Together these dressers symbolize the delicate balance in inter-personal power structures of communal living, a daily negotiation to achieve ‘harmony’ which used to go on for the inhabitants of every quad-partitite courtyard house in Beijing. While their eradication by economic progress suggests ‘progress’, the relationships of ‘community’ have also been lost, so the end result is isolation in a metal cage, presumably, in a high-rise.
Song seems to have found himself a niche, a recurring theme that we see over and over again, which is to salvage discarded parts of old Beijing architecture, old doors, windows or roofs and reuse them in a new configuration, cut to fit, with the new structure. It demonstrates the irony of finding usefulness in ‘useless’ items.
In both Living With The Pigeons (2005) and My City (2014), the old doors and windows I believe, represent people, who have been forced to conform to fit into a new collective whole, the changing city, represented by the arbitrary 3-dimensional overrall shape.
For the Bruges Triennale last year, Song created Wu Wei Er Wei (2015) (Doing Nothing Doing) a complex trapezoidal shape of old doors and windows, inspired by bonsai tree arrangements. While ‘wu wei er wei’ literally means doing for the sake of attaining the Buddhist transcendental state of doing nothing, Song describes this trapezoidal bonsai as ‘a mountain’, a microcosm of Bruges itself in which visitors can walk into and look back out at the city.
Strangely, he describes this piece as “looks like I’m doing a lot but actually I’m doing nothing” which I take to mean, that he’s not adding anything but reinterpreting whats already there, which is ‘the mountain of Bruges’ surrounded by water.

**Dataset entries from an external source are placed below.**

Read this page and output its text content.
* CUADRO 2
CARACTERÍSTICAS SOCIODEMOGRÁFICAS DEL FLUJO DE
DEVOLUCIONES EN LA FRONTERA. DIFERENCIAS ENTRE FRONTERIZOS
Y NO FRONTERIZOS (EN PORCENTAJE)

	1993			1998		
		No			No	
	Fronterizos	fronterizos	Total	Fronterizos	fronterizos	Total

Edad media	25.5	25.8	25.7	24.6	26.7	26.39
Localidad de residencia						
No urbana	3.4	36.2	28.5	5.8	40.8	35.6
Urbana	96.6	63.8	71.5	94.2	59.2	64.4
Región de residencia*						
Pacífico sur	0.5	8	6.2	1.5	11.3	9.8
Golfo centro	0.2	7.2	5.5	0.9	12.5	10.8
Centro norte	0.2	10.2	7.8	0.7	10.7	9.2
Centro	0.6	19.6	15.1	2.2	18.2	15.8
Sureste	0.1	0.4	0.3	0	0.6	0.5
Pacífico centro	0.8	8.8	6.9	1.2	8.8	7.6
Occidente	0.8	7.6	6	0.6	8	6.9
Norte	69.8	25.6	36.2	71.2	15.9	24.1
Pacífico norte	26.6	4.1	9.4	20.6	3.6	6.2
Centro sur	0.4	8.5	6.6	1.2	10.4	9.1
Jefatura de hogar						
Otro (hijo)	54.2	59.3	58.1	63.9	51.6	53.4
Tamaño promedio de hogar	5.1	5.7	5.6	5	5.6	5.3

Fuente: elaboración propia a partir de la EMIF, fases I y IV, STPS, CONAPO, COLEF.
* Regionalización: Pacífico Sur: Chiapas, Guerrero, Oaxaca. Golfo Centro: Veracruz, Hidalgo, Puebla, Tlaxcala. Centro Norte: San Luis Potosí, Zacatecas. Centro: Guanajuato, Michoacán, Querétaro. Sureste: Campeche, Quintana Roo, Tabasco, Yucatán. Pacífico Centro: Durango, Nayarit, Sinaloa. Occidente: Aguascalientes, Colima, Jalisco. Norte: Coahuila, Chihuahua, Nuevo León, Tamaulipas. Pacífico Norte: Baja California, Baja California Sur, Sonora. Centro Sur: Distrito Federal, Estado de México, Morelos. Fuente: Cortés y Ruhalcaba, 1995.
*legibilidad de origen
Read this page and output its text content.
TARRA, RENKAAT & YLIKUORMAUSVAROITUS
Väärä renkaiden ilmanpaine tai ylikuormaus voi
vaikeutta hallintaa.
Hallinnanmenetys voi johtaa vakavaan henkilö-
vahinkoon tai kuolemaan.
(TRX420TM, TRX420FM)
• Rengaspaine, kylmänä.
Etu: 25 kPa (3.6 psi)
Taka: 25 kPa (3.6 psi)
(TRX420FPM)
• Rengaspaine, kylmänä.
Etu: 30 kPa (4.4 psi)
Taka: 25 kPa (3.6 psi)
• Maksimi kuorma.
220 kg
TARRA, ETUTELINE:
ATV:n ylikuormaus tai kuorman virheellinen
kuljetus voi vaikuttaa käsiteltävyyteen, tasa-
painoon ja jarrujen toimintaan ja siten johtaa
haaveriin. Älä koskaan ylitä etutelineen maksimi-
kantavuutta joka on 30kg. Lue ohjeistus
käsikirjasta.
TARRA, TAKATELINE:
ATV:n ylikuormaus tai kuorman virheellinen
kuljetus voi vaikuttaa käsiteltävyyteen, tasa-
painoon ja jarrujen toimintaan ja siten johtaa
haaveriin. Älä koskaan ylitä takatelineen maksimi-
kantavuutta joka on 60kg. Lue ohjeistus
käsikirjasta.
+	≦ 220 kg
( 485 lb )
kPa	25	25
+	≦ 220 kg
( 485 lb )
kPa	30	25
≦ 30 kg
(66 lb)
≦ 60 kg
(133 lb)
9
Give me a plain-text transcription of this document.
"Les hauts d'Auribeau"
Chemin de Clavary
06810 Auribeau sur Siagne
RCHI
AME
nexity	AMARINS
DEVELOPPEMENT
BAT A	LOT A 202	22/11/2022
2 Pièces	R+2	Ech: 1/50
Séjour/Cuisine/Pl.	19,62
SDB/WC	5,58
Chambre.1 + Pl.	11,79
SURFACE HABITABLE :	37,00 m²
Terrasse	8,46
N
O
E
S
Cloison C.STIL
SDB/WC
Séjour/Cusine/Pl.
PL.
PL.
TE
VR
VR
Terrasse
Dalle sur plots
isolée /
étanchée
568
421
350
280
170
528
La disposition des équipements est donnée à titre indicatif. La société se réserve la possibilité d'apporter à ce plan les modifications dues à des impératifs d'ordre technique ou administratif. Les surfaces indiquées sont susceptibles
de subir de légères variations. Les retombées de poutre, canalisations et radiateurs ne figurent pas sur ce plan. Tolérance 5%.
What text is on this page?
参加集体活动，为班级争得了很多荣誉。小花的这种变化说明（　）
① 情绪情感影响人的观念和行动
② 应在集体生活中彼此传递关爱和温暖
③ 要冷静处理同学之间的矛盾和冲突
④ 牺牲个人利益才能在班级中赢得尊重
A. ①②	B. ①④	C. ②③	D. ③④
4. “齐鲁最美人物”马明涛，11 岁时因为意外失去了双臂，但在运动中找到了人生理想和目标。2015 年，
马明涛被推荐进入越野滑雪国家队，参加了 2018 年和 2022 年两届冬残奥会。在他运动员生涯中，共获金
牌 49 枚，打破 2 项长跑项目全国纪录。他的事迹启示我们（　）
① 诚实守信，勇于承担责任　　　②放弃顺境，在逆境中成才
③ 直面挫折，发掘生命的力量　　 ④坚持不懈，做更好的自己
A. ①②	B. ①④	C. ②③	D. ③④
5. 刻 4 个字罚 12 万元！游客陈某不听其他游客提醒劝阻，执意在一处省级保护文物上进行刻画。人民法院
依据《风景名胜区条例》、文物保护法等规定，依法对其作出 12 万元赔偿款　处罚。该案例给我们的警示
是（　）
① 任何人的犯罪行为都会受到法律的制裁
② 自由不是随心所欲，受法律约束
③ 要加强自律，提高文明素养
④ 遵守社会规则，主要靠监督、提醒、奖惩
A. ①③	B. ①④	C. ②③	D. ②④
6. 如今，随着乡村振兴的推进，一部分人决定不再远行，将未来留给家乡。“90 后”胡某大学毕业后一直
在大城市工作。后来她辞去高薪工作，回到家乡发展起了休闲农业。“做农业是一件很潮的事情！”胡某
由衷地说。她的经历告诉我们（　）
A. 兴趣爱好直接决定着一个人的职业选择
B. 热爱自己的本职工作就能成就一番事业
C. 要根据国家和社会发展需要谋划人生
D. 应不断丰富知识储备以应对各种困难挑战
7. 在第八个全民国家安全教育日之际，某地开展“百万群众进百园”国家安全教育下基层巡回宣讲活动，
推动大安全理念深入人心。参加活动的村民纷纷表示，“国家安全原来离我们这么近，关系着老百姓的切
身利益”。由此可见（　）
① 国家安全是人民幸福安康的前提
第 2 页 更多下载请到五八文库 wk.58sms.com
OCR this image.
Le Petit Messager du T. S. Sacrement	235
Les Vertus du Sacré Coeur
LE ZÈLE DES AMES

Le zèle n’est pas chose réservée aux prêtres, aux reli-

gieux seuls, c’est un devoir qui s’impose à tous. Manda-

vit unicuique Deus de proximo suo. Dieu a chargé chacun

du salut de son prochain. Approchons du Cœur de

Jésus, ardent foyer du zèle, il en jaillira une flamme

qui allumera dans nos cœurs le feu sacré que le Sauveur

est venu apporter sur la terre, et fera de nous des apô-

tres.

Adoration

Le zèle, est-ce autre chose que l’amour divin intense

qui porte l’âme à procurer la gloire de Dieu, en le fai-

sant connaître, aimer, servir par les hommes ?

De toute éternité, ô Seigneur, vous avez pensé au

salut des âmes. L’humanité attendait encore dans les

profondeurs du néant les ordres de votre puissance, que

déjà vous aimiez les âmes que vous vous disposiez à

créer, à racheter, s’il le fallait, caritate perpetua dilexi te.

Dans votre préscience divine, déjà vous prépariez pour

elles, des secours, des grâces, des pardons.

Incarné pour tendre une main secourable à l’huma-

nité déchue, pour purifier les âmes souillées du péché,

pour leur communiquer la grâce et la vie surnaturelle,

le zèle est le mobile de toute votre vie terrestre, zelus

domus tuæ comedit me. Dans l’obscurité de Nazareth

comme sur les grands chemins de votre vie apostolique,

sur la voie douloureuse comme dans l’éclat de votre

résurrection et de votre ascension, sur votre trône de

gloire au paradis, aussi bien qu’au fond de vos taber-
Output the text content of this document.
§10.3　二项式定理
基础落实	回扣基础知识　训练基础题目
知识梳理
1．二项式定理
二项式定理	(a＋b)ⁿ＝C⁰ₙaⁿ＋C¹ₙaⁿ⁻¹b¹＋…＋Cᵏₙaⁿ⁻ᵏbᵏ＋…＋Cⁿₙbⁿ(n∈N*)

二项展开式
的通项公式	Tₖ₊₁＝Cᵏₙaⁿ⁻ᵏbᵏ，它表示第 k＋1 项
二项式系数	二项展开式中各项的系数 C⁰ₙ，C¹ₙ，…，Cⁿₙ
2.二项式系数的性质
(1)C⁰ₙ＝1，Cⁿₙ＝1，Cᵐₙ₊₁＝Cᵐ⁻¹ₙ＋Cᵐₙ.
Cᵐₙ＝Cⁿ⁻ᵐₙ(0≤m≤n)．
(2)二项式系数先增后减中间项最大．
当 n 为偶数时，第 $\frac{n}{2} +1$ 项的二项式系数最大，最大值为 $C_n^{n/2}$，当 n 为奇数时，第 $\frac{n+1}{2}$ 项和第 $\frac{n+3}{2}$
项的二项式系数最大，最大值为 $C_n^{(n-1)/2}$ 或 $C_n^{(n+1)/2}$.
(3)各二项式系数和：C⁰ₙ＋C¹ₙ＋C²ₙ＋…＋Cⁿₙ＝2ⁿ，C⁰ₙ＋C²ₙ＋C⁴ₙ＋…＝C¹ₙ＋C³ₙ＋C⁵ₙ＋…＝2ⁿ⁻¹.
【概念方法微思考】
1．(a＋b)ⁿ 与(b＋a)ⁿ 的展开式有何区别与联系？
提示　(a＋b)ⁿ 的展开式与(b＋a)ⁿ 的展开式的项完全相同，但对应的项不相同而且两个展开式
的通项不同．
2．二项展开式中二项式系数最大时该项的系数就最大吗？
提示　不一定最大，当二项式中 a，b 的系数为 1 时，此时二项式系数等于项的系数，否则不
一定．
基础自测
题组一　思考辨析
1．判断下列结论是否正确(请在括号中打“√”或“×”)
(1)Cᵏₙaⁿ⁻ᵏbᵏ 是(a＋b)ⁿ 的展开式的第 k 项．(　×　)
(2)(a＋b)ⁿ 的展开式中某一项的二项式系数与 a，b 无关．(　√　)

And in some ways looks like a Richard Diebenkorn.
“Surplus value” is value that people recognize beyond existing value. It is overlooked value. It is not about exploitation, but about discovery and creation. It is the “usefulness of uselessness.”-Song Dong
A World In A Well (2015) is another piece that uses old discarded doors and windows arranged in an arbitary octagonal cylinder shape, but this time the interior is filled with a constellation of ceiling hung pendant lights, which I presume have also been discarded to depict the concept of ‘surplus value’; the value of an object beyond its intended use.
Hidden and often overlooked, surplus value cannot easily be found and requires quite a lot of creative thinking and care. It is not just about frugality. Perhaps these lights depict the spark that occurs when one finds it.
But perhaps there is a deeper meaning than that. That these lights and the whole interior space represents a kind of utopian ideal, a lighter more sustainable, sharing, existence. An economy that benefits more for the whole, than just for the few.